On Wednesday, it was reported that the political groups that criticised Francisco José Herando's comments were only partially satisfied with his latest explanation.
Hernando, who heads the General Council of the Judiciary (CGPJ), said late on Tuesday his comments made the previous day at a university summer school – and widely reported in the Spanish media - had been misunderstood.
His words "haven't been adequately understood or perhaps they weren't expressed clearly," he said in a statement.
"I want to express my opposition to the use of whatever methods in the fight against terrorism which don't correspond to the constitutional order."
He went on to back "correct judicial, legal, control, precisely so that this terrorism cannot reach its main goal: the suffocation of democracy".
Hernando released his statement after a meeting of CGPJ in which several members called for him to give a public clarification of his views.
On Monday, Hernando had said he considered Scotland Yard's preparation to shoot some terrorist suspects in some circumstances acceptable, given the extreme situations which arise in wars.

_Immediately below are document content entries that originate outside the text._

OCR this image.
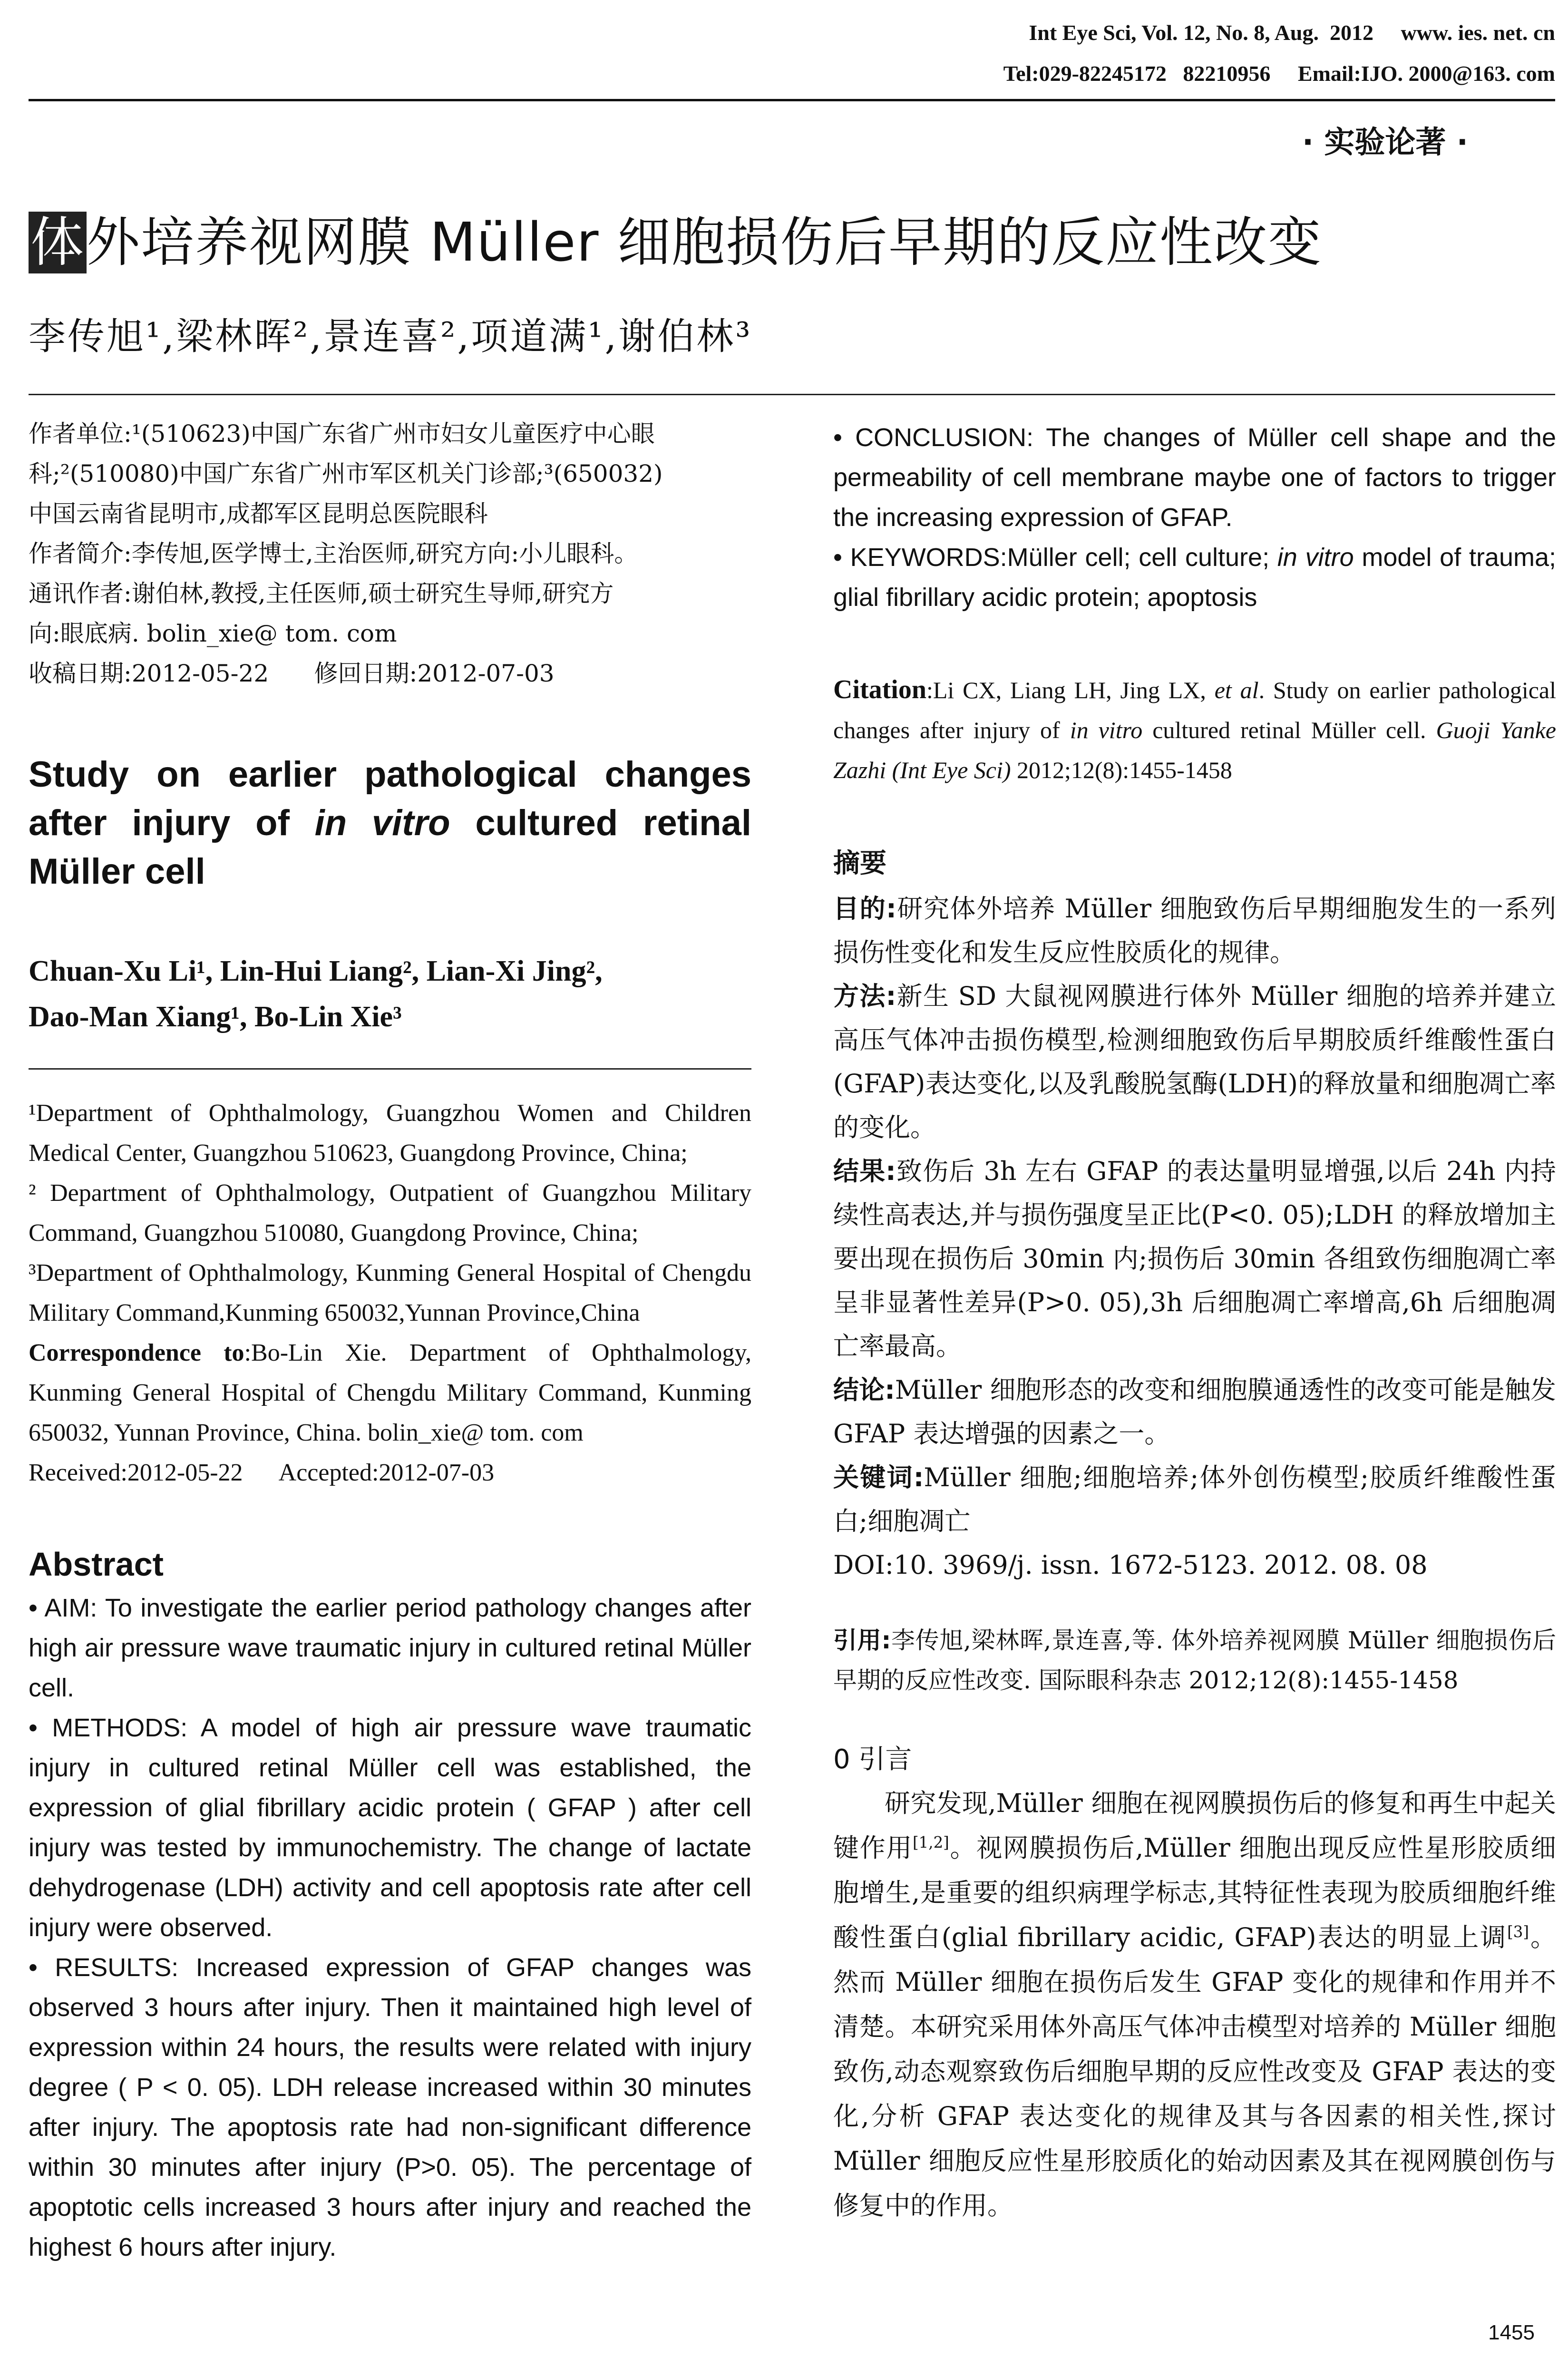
Int Eye Sci, Vol. 12, No. 8, Aug.  2012     www. ies. net. cn
Tel:029-82245172   82210956     Email:IJO. 2000@163. com
· 实验论著 ·
体外培养视网膜 Müller 细胞损伤后早期的反应性改变
李传旭¹,梁林晖²,景连喜²,项道满¹,谢伯林³

作者单位:¹(510623)中国广东省广州市妇女儿童医疗中心眼

科;²(510080)中国广东省广州市军区机关门诊部;³(650032)

中国云南省昆明市,成都军区昆明总医院眼科

作者简介:李传旭,医学博士,主治医师,研究方向:小儿眼科。

通讯作者:谢伯林,教授,主任医师,硕士研究生导师,研究方

向:眼底病. bolin_xie@ tom. com

收稿日期:2012-05-22      修回日期:2012-07-03

Study on earlier pathological changes after injury of in vitro cultured retinal Müller cell
Chuan-Xu Li¹, Lin-Hui Liang², Lian-Xi Jing²,
Dao-Man Xiang¹, Bo-Lin Xie³

¹Department of Ophthalmology, Guangzhou Women and Children Medical Center, Guangzhou 510623, Guangdong Province, China;

² Department of Ophthalmology, Outpatient of Guangzhou Military Command, Guangzhou 510080, Guangdong Province, China;

³Department of Ophthalmology, Kunming General Hospital of Chengdu Military Command,Kunming 650032,Yunnan Province,China

Correspondence to:Bo-Lin Xie. Department of Ophthalmology, Kunming General Hospital of Chengdu Military Command, Kunming 650032, Yunnan Province, China. bolin_xie@ tom. com

Received:2012-05-22      Accepted:2012-07-03

Abstract

• AIM: To investigate the earlier period pathology changes after high air pressure wave traumatic injury in cultured retinal Müller cell.

• METHODS: A model of high air pressure wave traumatic injury in cultured retinal Müller cell was established, the expression of glial fibrillary acidic protein ( GFAP ) after cell injury was tested by immunochemistry. The change of lactate dehydrogenase (LDH) activity and cell apoptosis rate after cell injury were observed.

• RESULTS: Increased expression of GFAP changes was observed 3 hours after injury. Then it maintained high level of expression within 24 hours, the results were related with injury degree ( P < 0. 05). LDH release increased within 30 minutes after injury. The apoptosis rate had non-significant difference within 30 minutes after injury (P>0. 05). The percentage of apoptotic cells increased 3 hours after injury and reached the highest 6 hours after injury.

• CONCLUSION: The changes of Müller cell shape and the permeability of cell membrane maybe one of factors to trigger the increasing expression of GFAP.

• KEYWORDS:Müller cell; cell culture; in vitro model of trauma; glial fibrillary acidic protein; apoptosis

Citation:Li CX, Liang LH, Jing LX, et al. Study on earlier pathological changes after injury of in vitro cultured retinal Müller cell. Guoji Yanke Zazhi (Int Eye Sci) 2012;12(8):1455-1458
摘要

目的:研究体外培养 Müller 细胞致伤后早期细胞发生的一系列损伤性变化和发生反应性胶质化的规律。

方法:新生 SD 大鼠视网膜进行体外 Müller 细胞的培养并建立高压气体冲击损伤模型,检测细胞致伤后早期胶质纤维酸性蛋白(GFAP)表达变化,以及乳酸脱氢酶(LDH)的释放量和细胞凋亡率的变化。

结果:致伤后 3h 左右 GFAP 的表达量明显增强,以后 24h 内持续性高表达,并与损伤强度呈正比(P<0. 05);LDH 的释放增加主要出现在损伤后 30min 内;损伤后 30min 各组致伤细胞凋亡率呈非显著性差异(P>0. 05),3h 后细胞凋亡率增高,6h 后细胞凋亡率最高。

结论:Müller 细胞形态的改变和细胞膜通透性的改变可能是触发 GFAP 表达增强的因素之一。

关键词:Müller 细胞;细胞培养;体外创伤模型;胶质纤维酸性蛋白;细胞凋亡

DOI:10. 3969/j. issn. 1672-5123. 2012. 08. 08

引用:李传旭,梁林晖,景连喜,等. 体外培养视网膜 Müller 细胞损伤后早期的反应性改变. 国际眼科杂志 2012;12(8):1455-1458
0 引言

研究发现,Müller 细胞在视网膜损伤后的修复和再生中起关键作用[1,2]。视网膜损伤后,Müller 细胞出现反应性星形胶质细胞增生,是重要的组织病理学标志,其特征性表现为胶质细胞纤维酸性蛋白(glial fibrillary acidic, GFAP)表达的明显上调[3]。然而 Müller 细胞在损伤后发生 GFAP 变化的规律和作用并不清楚。本研究采用体外高压气体冲击模型对培养的 Müller 细胞致伤,动态观察致伤后细胞早期的反应性改变及 GFAP 表达的变化,分析 GFAP 表达变化的规律及其与各因素的相关性,探讨 Müller 细胞反应性星形胶质化的始动因素及其在视网膜创伤与修复中的作用。

1455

"We are facing World War Three, which is the war against terrorism," he said. "I am naturally against the death penalty. However, when the risk you are trying to avoid is great or could produce the deaths of innocent people, it seems appropriate to avoid that risk."
The comments were criticised by president José Luis Rodríguez Zapatero, on his visit to London, as well as by socialists, nationalist groups and judicial organisations.
On Thursday, spokespeople for the PSOE, IU and CiU said they accepted two out of the five points in Hernando's latest statement. To a great extent, while seeking to placate his critics, Hernando reiterated his previous comments.
"In fact, we are facing an exceptional situation, throughout the world, where states are facing terrorist acts of the greatest criminal power," he stated.
"That situation adds complicated factors for political action," he said. "In fractions of a second, police officers have to evaluate the apparent presence of that high risk and protect citizens, their own life and, at the same time, guarantee the rights of the suspected criminal."
He believed there are "states of necessity" which "arise with regularity, but which are now presenting themselves in the crudest and most extreme way."